Sunday, 7 October 2007
Rosh Hashanah in Israel
"Hagsame!" exclaimed a familiar voice onstage and I realized it was Jamie Green (in photo) of the Living Kabbalah System or referred to as "LKS" Level 1. His voice guided me in my first dip into Kabbalah six months ago.. and now, I find myself in Israel celebrating Rosh Hashanah (New Year) with 3000 students from all over the world.
This is the first of everything for me - my first participation in a Kabbalah event, first time to be face-to-face with its founders - Rav Berg, his wife Karen, their sons Michael and Yehuda; first time to do mikveh; first time to be in Israel and the first time for the Kabbalah Center to have an Asian contingent- this is 12 of us from the Philippines.
I didn't know what to expect. Kabbalah is being touted not as a religion but more of a spiritual technology, as a self help guide towards lasting fulfillment using ancient teachings.

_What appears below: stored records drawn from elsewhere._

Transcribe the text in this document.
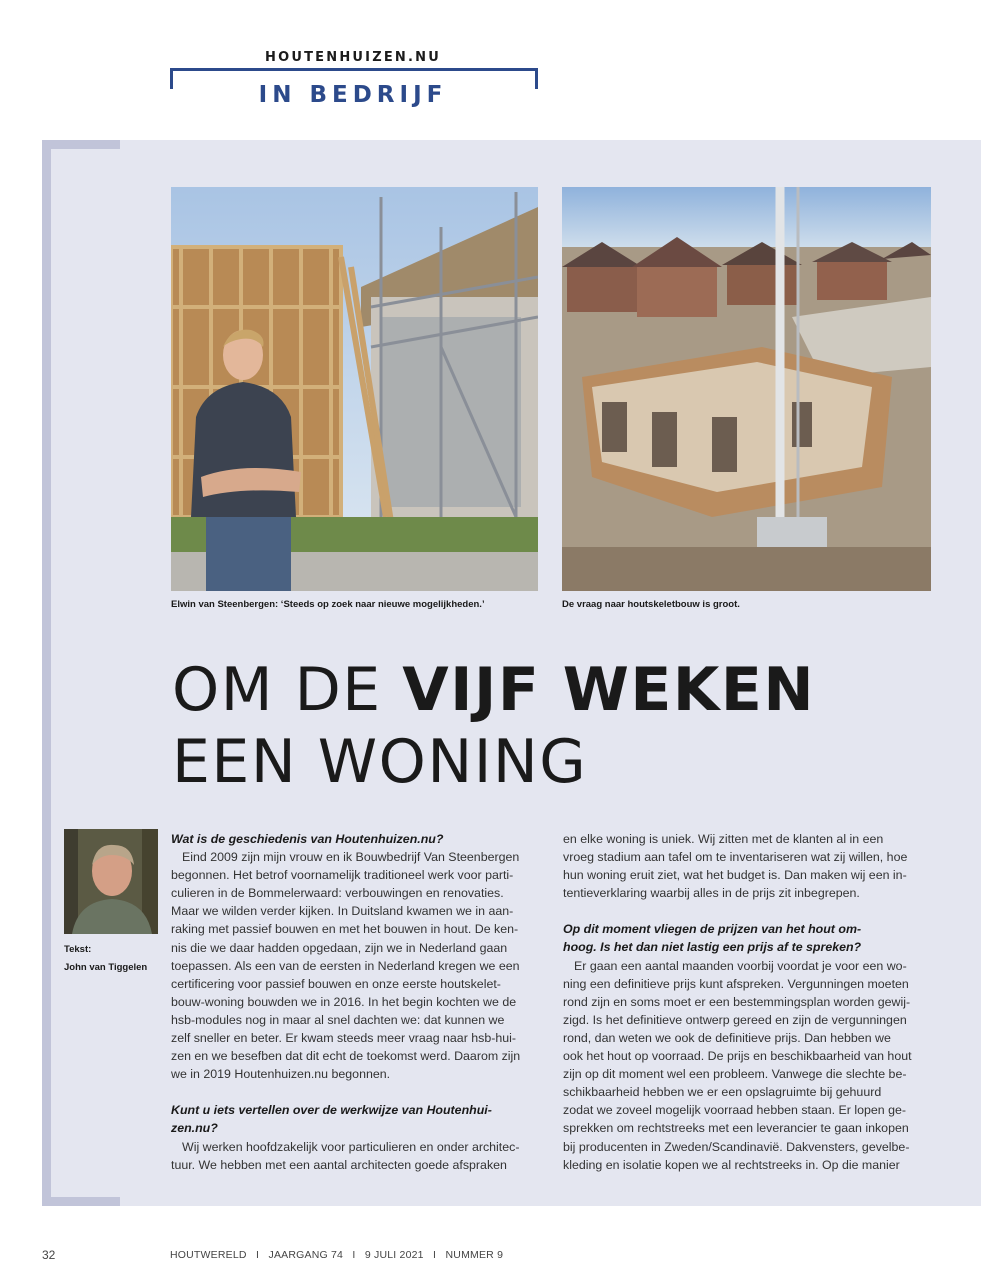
HOUTENHUIZEN.NU
IN BEDRIJF
Elwin van Steenbergen: ‘Steeds op zoek naar nieuwe mogelijkheden.’	De vraag naar houtskeletbouw is groot.
OM DE VIJF WEKEN
EEN WONING
Tekst:
John van Tiggelen

Wat is de geschiedenis van Houtenhuizen.nu?

Eind 2009 zijn mijn vrouw en ik Bouwbedrijf Van Steenbergen
begonnen. Het betrof voornamelijk traditioneel werk voor parti-
culieren in de Bommelerwaard: verbouwingen en renovaties.
Maar we wilden verder kijken. In Duitsland kwamen we in aan-
raking met passief bouwen en met het bouwen in hout. De ken-
nis die we daar hadden opgedaan, zijn we in Nederland gaan
toepassen. Als een van de eersten in Nederland kregen we een
certificering voor passief bouwen en onze eerste houtskelet-
bouw-woning bouwden we in 2016. In het begin kochten we de
hsb-modules nog in maar al snel dachten we: dat kunnen we
zelf sneller en beter. Er kwam steeds meer vraag naar hsb-hui-
zen en we besefben dat dit echt de toekomst werd. Daarom zijn
we in 2019 Houtenhuizen.nu begonnen.

Kunt u iets vertellen over de werkwijze van Houtenhui-
zen.nu?

Wij werken hoofdzakelijk voor particulieren en onder architec-
tuur. We hebben met een aantal architecten goede afspraken

en elke woning is uniek. Wij zitten met de klanten al in een
vroeg stadium aan tafel om te inventariseren wat zij willen, hoe
hun woning eruit ziet, wat het budget is. Dan maken wij een in-
tentieverklaring waarbij alles in de prijs zit inbegrepen.

Op dit moment vliegen de prijzen van het hout om-
hoog. Is het dan niet lastig een prijs af te spreken?

Er gaan een aantal maanden voorbij voordat je voor een wo-
ning een definitieve prijs kunt afspreken. Vergunningen moeten
rond zijn en soms moet er een bestemmingsplan worden gewij-
zigd. Is het definitieve ontwerp gereed en zijn de vergunningen
rond, dan weten we ook de definitieve prijs. Dan hebben we
ook het hout op voorraad. De prijs en beschikbaarheid van hout
zijn op dit moment wel een probleem. Vanwege die slechte be-
schikbaarheid hebben we er een opslagruimte bij gehuurd
zodat we zoveel mogelijk voorraad hebben staan. Er lopen ge-
sprekken om rechtstreeks met een leverancier te gaan inkopen
bij producenten in Zweden/Scandinavië. Dakvensters, gevelbe-
kleding en isolatie kopen we al rechtstreeks in. Op die manier

32	HOUTWERELD   I   JAARGANG 74   I   9 JULI 2021   I   NUMMER 9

What drew me to attend this event was when David Ghyam, the 23-year old L.A.-based teacher in one of his lectures in the Philippines, said that Rosh Hashana is an opportunity "to wipe the slate clean"; to correct not only the negative actions of the last 12 months but also issues from past lives. He said that this is made possible through the confluence of several powerful forces during this specific period in time and for this year its from Sept 12 to 15.

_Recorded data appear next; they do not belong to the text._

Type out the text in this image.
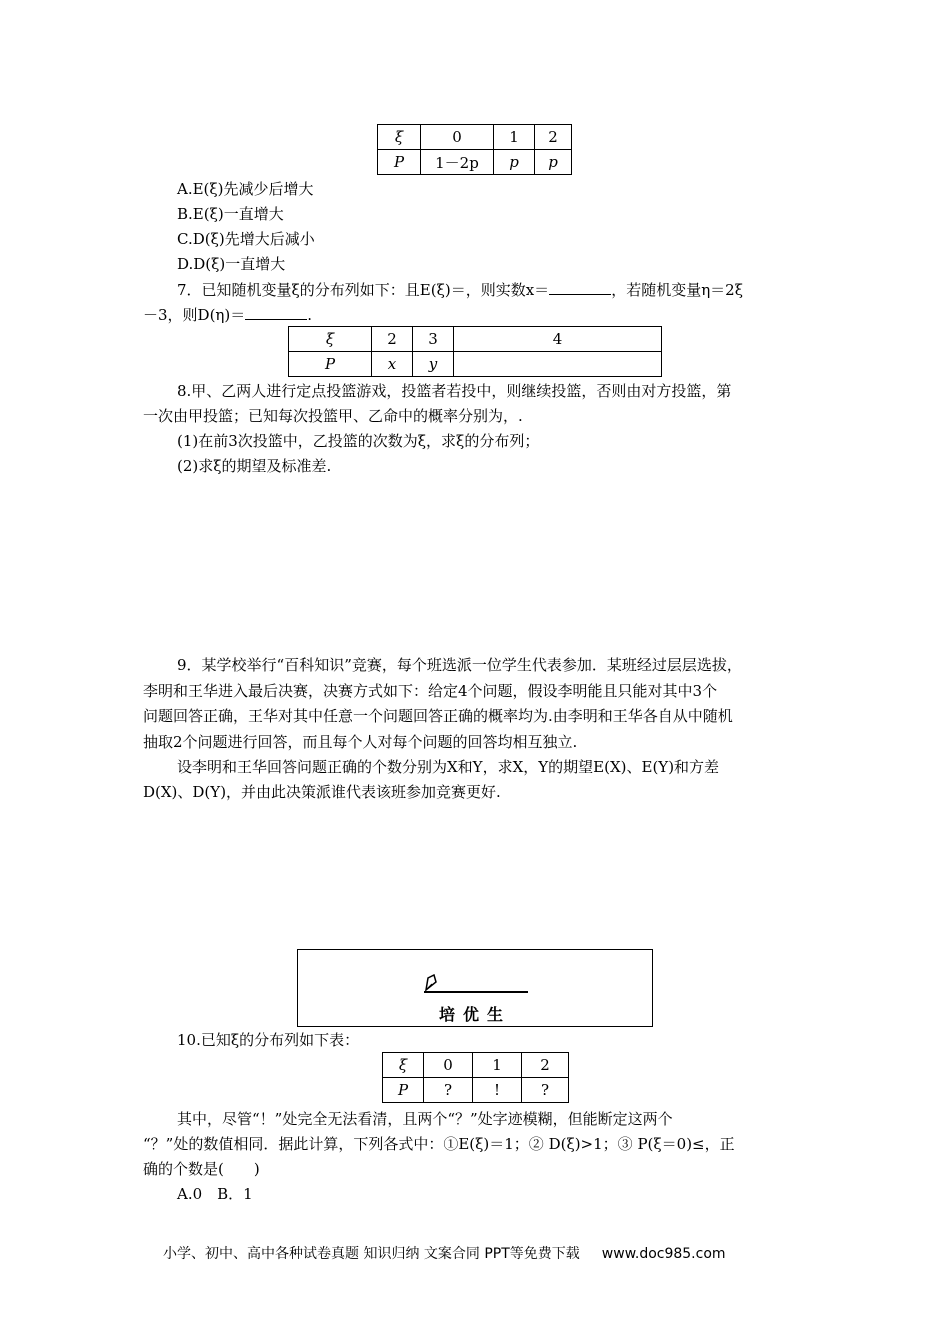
ξ	0	1	2
P	1－2p	p	p
A.E(ξ)先减少后增大
B.E(ξ)一直增大
C.D(ξ)先增大后减小
D.D(ξ)一直增大
7．已知随机变量ξ的分布列如下：且E(ξ)＝，则实数x＝	，若随机变量η＝2ξ
－3，则D(η)＝	.
ξ	2	3	4
P	x	y	
8.甲、乙两人进行定点投篮游戏，投篮者若投中，则继续投篮，否则由对方投篮，第
一次由甲投篮；已知每次投篮甲、乙命中的概率分别为，.
(1)在前3次投篮中，乙投篮的次数为ξ，求ξ的分布列；
(2)求ξ的期望及标准差.
9．某学校举行“百科知识”竞赛，每个班选派一位学生代表参加．某班经过层层选拔，
李明和王华进入最后决赛，决赛方式如下：给定4个问题，假设李明能且只能对其中3个
问题回答正确，王华对其中任意一个问题回答正确的概率均为.由李明和王华各自从中随机
抽取2个问题进行回答，而且每个人对每个问题的回答均相互独立.
设李明和王华回答问题正确的个数分别为X和Y，求X，Y的期望E(X)、E(Y)和方差
D(X)、D(Y)，并由此决策派谁代表该班参加竞赛更好.
培优生
10.已知ξ的分布列如下表：
ξ	0	1	2
P	?	!	?
其中，尽管“！”处完全无法看清，且两个“？”处字迹模糊，但能断定这两个
“？”处的数值相同．据此计算，下列各式中：①E(ξ)＝1；② D(ξ)>1；③ P(ξ＝0)≤，正
确的个数是(　　)
A.0　B．1
小学、初中、高中各种试卷真题 知识归纳 文案合同 PPT等免费下载 www.doc985.com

There was indeed some kind of powerful force present. I was in tears while singing and clapping, I was moved by the lectures, I felt some tingling sensation in my fingers and burning sensation in my ears. I just let go and was open to everything including the blowing of the shofar, the scanning of armaic letters and also in fact going to the ocean every morning (except on Shabbat) to do mikveh. This involves immersing the entire body into the water while doing specific meditations as a form of healing.
The bottomline learning during the event is to treat everyone with human dignity; to put others before ourselves which is actually the basic tenet of any religion which can be referred to as the golden rule “do unto others what you want others to do unto you” or even ‘love thy neighbor’.
The whole process involves changing of consciousness. Michael Berg said in his lecture the last day that “the way we view something changes the way it occurs.” I guess this is what is meant by wiping the slate clean. Berg said that, where consciousness is, is where our history is, and thereby we can transform retroactively today.
Kabbalah is not an easy task. It requires constant study to learn the process to become better. Kabbalah encourages to love without reason (unconditional love), to go beyond conflicts (unity), to find joy and happiness in what has already been given (appreciation), resist the desire to react to instinctive impulses (reaction) and to accept responsibility for own actions (accountability).
The world operates on a cause and effect. Whatever happens may be the result of a negative action that we have done a moment ago, yesterday, a week before, last year or even previous lifetimes. In a nutshell, another familiar voice from LKS Level 2 Michael Moscowitz sums up the best advice to resist reacting “when in doubt, shut up!”